What it teaches about God is summed-up in the great punch-line
             In the beginning God created...

Here are the first dozen truths I felt the account was teaching us.
  1. That behind the universe in which we find ourselves, and before it – was, and is, a divine being.
  2. That what we know around us and beyond us is not an accident, or a chance, but a creation.
  3. That the creation has order and reliability built into it.
            (Interestingly, science requires order and reliability to function.)
  4. That what was created was essentially and originally good.
            (The Bible deals later with problems of evil.)
  5. The Creator was responsible for all of Nature. It is a unity and whole, not a conglomeration.
  6. The inbuilt abilities of Nature to flourish and grow are God-planned and God-given.
  7. That humankind stands at the peak of the creation, and has the greatest likeness to God.
  8. That Nature is humankind's God-given 'home' and resource, to cherish, use, and order.
  9. That the man-woman unity in some special way reflects something of God himself.
  10. That our human abilities to pro-create are God-given and God-purposed.
  11. That God invites our human co-operation for his continuing and sustaining of humankind.
            (He commands them to be fruitful and multiply Show Bible reference(s) .)
  12. That God's 'resting' after Creation expresses his pleasure and enjoyment of his Creation.
            (The Jewish 'Sabbath' celebrates this weekly, when humankind are encouraged to stop and share God's delight, to pause, to enjoy creation, and to thank him.)

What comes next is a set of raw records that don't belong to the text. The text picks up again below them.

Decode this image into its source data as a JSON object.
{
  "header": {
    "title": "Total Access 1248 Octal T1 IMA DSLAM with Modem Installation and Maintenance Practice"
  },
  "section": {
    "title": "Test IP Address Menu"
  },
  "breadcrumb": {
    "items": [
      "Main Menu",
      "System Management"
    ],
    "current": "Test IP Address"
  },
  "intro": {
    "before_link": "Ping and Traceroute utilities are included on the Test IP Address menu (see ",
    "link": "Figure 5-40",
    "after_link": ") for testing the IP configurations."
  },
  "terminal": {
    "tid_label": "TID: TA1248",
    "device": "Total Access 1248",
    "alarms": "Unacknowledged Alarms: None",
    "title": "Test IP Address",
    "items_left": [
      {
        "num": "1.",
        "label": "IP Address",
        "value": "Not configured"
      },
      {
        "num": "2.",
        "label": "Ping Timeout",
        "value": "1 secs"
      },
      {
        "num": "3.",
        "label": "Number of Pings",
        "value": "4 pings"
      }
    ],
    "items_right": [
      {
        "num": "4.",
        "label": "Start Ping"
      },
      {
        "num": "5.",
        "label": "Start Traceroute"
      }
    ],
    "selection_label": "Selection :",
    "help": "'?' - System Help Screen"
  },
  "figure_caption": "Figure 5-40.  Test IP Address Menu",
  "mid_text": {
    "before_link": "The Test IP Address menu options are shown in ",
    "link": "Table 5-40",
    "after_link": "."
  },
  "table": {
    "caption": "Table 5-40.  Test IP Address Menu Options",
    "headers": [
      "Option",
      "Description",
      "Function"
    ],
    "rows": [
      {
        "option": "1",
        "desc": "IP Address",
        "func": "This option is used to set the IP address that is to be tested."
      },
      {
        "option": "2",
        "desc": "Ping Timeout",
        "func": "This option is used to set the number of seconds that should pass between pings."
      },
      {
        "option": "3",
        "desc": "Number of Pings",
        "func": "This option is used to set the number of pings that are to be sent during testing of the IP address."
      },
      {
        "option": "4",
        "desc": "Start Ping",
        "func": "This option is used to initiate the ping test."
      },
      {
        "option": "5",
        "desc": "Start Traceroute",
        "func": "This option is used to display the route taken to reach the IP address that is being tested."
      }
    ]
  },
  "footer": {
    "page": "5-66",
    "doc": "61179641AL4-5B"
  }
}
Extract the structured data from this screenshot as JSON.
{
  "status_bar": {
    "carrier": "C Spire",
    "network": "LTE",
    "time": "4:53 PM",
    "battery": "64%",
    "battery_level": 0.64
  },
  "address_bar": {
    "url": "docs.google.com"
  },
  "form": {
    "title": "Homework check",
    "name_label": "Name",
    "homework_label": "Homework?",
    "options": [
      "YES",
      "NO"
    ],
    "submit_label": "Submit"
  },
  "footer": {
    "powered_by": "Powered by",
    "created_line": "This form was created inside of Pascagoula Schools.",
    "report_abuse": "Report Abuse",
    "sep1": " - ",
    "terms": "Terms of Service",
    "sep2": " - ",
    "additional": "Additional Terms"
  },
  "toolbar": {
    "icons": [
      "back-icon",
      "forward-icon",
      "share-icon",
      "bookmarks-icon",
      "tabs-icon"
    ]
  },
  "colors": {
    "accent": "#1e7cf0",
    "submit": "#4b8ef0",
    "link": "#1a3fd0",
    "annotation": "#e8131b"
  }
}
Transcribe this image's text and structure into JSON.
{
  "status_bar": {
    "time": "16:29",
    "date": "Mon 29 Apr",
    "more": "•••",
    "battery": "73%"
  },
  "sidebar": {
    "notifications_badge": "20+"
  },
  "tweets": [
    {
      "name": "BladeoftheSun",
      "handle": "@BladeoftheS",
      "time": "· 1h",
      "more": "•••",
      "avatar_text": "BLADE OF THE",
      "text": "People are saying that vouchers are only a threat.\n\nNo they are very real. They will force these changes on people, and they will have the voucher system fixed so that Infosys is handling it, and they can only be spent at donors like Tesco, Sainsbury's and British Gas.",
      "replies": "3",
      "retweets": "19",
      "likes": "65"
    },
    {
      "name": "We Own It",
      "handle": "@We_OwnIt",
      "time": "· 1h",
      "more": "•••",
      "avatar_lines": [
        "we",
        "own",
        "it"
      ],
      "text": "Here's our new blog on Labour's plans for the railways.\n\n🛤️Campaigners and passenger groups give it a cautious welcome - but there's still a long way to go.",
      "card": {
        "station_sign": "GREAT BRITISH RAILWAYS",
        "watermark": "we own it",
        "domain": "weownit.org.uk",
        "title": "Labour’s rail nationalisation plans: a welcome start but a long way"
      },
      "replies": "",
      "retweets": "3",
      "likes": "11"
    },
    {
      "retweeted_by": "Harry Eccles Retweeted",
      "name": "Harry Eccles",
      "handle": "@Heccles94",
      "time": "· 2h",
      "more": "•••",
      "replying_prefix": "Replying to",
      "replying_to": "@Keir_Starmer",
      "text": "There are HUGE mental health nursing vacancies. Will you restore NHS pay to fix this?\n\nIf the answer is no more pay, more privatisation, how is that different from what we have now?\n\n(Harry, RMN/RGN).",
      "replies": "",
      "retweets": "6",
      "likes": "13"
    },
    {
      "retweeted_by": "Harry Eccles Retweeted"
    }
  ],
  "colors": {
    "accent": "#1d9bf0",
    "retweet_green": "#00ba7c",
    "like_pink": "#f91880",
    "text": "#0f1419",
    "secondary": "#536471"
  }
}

What exciting truths! What enormously positive implications they have for individuals, families, nations and the environment! Jews and Christians have the joy and responsibility of making them known.

It will have surprised some readers that my outworking of the principles upon which I base my love and study of Scripture did not bring me into conflict with the evolutionary theories of science. It is no surprise to me, because that is precisely why I wrote this article!

These great truths that Genesis teaches (some of which I have listed) cannot be questioned or undermined by Science. They cannot be examined in a laboratory. They lie outside the sphere of Science. Scientific theories of evolution could not, and do not, threaten or undermine any of the dozen religious truths outlined above.

Interestingly, however, there are two important items in which religious insights about Creation seem to dovetail neatly with the scientific analyses of its process.
  1. Both point to the essential unity and reliability of what exists.
  2. Both position humankind at the top of Nature's ladder.

Genesis does not record scientific truths in a scientific book to increase scientific understanding - like Darwin's The Origin of Species.

Genesis expresses religious truths in a religious book to bring religious understanding, and it might be re-titled - The Origin of All.

Its scope is much much deeper, and infinitely wider.

Science may point us to the timing and processes of God's creating.
But it takes religious writing to answer the more important questions of Creation's meaning and purpose - and our significance and destiny within it.

Scientific truth cannot tell us whether we matter, while religious truth assures us that we do! Science may shed light on the mechanics of life, but it cannot tell us its purpose.

The energies of Christians should not be wasted driving unnecessary wedges between Science and Religion. Truth is one - even if seen from many angles.

It is the world of God that scientists examine,
it is the person of God that religion reveals.

God's person and God's world cannot contradict themselves. Were true Religion to be 'versus' true Science - that would put God 'versus' his world! That I will never accept, for Scripture is clear -
            God so loved the world that he gave...!

God and his world are very close - whichever way you look at it!